Wreckage of Flight TE901 sighted on Erebus

Wreckage of Flight TE901 sighted on Erebus

US Navy situation report announcing the sighting of wreckage of Flight TE901.

Wreckage sighted

At 12 a.m. NZST*, approximately an hour after Air New Zealand chief executive Morrie Davis had declared that there was only a slim hope of anyone surviving on Flight TE901, the crew of a US Navy LC-130, XD-03, sighted wreckage on the lower slopes of Mt Erebus. They reported the location to Mac Centre, the US Navy's air traffic control centre at McMurdo Station, noting that there were no apparent survivors, and waited for a US Navy UH-1N helicopter to arrive.

All Blacks vs Italy

A second-string All Black team met the Italian national team in Rovigo on the day of the Erebus disaster. A crowd of about 15,000 turned out in the 'rugby mad' town in the Po Valley to watch the game. Italy scored a 'gem' of a try but were beaten 18-12. News of a missing airliner reportedly circulated through the crowd during the game, and the All Blacks learned of it on their way back to their hotel.

Within a few minutes this news was received by the Rescue Co-ordination Centre in Auckland. At 1.15 a.m. NZDT Morrie Davis told the media that wreckage had been sighted near Mt Erebus and that helicopters should arrive at the site within 20 minutes.

In fact, poor weather conditions prevented helicopters from landing for some hours. But at 12.55 NZST, Gentle 17 circled over the site and its crew were able to identify the koru on the wrecked aircraft’s tail. They too reported no sign of survivors.

The news that wreckage had been found was broadcast in radio bulletins and on TVNZ in the early hours of the morning. The state broadcaster was showing a live rugby game between the All Blacks and Italy, and announced the news at half-time.

Many of those with family or friends on the flight stayed up throughout the night and heard that the wreckage had been sighted. But most New Zealanders woke to the news the following morning. There was no breakfast television in 1979, but radio programmes like National Radio's Morning Report provided comprehensive coverage of the crash.

While the headlines in most morning newspapers on 29 November reported that the wreckage had been found, the articles underneath generally reported the situation as it had been around midnight NZDT.

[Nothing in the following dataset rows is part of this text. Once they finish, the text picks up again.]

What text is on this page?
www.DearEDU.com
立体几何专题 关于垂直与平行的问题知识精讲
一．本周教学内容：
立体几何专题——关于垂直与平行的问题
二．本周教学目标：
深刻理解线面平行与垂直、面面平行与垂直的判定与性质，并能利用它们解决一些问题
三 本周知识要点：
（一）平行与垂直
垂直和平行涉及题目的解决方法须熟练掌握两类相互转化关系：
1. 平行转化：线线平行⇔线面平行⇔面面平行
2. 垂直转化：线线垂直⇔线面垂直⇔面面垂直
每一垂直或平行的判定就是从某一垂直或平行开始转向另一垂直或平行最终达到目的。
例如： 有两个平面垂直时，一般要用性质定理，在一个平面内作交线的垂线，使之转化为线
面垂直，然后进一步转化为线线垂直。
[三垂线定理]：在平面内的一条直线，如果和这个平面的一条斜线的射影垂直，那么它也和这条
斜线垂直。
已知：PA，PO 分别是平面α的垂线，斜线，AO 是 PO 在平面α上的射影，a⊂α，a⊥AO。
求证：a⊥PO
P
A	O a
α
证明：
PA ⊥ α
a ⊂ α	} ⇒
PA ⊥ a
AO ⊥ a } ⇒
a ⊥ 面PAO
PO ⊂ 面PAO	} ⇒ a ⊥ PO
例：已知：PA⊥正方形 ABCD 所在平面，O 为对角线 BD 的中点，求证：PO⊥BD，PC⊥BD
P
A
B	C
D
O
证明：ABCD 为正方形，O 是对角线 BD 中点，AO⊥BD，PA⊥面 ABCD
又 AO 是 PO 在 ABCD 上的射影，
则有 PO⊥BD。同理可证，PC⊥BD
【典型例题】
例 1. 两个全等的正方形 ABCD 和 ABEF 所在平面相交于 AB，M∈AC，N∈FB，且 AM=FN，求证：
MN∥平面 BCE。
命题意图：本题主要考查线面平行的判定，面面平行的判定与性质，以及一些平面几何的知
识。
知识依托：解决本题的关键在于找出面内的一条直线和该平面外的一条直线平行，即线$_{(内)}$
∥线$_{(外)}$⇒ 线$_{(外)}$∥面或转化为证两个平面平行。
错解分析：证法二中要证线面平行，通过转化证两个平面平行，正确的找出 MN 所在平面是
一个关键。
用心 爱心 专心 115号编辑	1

On the day of the Erebus disaster there was a one-hour time difference between New Zealand and McMurdo Station. McMurdo Station was operating under New Zealand Standard Time (NZST), while New Zealand was operating under daylight saving or New Zealand Daylight Time (NZDT). Scott Base and McMurdo Station did not begin observing daylight saving until the summer of 1992/93.